One side of their clan introduced fruit orchards to the area, and the other side became Napa’s first dairy farmers. Both have streets named in their honor (Taplin Road and Lewelling Lane), marking where each alighted in the middle of the 19th century.
A century and a half later, Bill, Stephen and Melinda Taplin decided it was time for the family to make wine. Cabernet, in fact, from one of the choicest spots in the valley, Most of the Taplin Vineyard fruit goes into Orin Swift’s most expensive wine, “Papillon,” but the Taplins started using some of it in the 2007 vintage.
“We’re still getting our feet wet,” Bill Taplin said as we sipped big, bold, hearty, expressive 2010 and ’11 terra 9 cabernets. The tannins and structure on these wines reflected what Taplin said about the winery’s philosophy: “We’re more interested in a French style, a classic style.” Helping that approach along is winemaker Julien Fayard, who grew up in France and worked at Chateau Lafite-Rothschild.

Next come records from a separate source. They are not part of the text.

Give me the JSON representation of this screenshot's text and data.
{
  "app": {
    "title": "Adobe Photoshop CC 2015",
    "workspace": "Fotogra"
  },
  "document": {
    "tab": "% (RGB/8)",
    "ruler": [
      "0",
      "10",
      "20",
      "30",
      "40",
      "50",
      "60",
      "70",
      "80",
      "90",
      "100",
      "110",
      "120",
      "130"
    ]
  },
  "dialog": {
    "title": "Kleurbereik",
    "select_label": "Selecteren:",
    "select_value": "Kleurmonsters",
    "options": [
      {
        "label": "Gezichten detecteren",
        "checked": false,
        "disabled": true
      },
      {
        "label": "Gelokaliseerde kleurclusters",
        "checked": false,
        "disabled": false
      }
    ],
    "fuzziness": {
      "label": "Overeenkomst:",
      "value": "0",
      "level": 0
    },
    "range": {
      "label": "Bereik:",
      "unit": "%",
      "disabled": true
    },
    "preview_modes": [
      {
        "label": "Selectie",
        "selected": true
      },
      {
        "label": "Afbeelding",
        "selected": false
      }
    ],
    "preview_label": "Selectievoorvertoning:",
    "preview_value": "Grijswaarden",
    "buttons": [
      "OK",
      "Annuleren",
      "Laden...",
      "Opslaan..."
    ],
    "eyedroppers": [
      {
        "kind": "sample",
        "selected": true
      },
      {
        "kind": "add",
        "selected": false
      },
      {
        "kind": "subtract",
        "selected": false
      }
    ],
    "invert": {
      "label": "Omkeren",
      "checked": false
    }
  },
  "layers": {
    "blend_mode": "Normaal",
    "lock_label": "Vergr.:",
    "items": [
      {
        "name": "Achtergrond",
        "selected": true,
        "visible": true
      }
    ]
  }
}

Bill Taplin, on the other hand, was born in Napa and left as soon as he could. “I just wanted to get the hell out of here.” He still works as a civil engineer in San Francisco, and Stephen (left) is an internationally renowned researcher at the National Institutes of Health. But eventually something inspired them and Melinda to do what so many newer arrivals in Napa (which would be most everybody) do: make cabernet.
Maybe it was just in the blood of these fifth-generation Napa farmers.
John Orange Taplin was a dairy farmer who headed west from Vermont and then decided that 1950s San Francisco was too crowded for his work and embarked 60 miles to the north.
John Lewelling was a fruit farmer whose Quaker abolitionist family “kept getting kicked out of states with slaves,” Bill Taplin said. (There’s still a Lewelling Quaker Museum in Salem, Iowa.) They ended up in Oregon, where he and brothers Henderson and Seth, plus Chinese nurseryman Ah Bing, developed the Bing cherry. John headed south and became the first person to graft fruit trees in Napa.
The two pioneers’ descendants, Albert Taplin and Ethel Lewelling, married, and the family farm was focused on hay, turkey, walnuts and prunes, pretty standard stuff in Napa until last quarter of the last century.
Even the name of the wine has historical family ties. “My dad always told a story about his dad,” Bill Taplin said, “about how he would say that every shovel full of dirt is nine parts rock, so we came up with ‘terra 9’ for the wine.” The labels include handwritten script from the family dairy accounts.
In an almost literal sea of Napa cabernets, such a legacy can make a difference
“Because there are so many wineries here [400-plus],” Taplin said, “to have the kind of history we have sets us apart.”
Making Napa cabernet of this quality for $60 doesn’t hurt, either.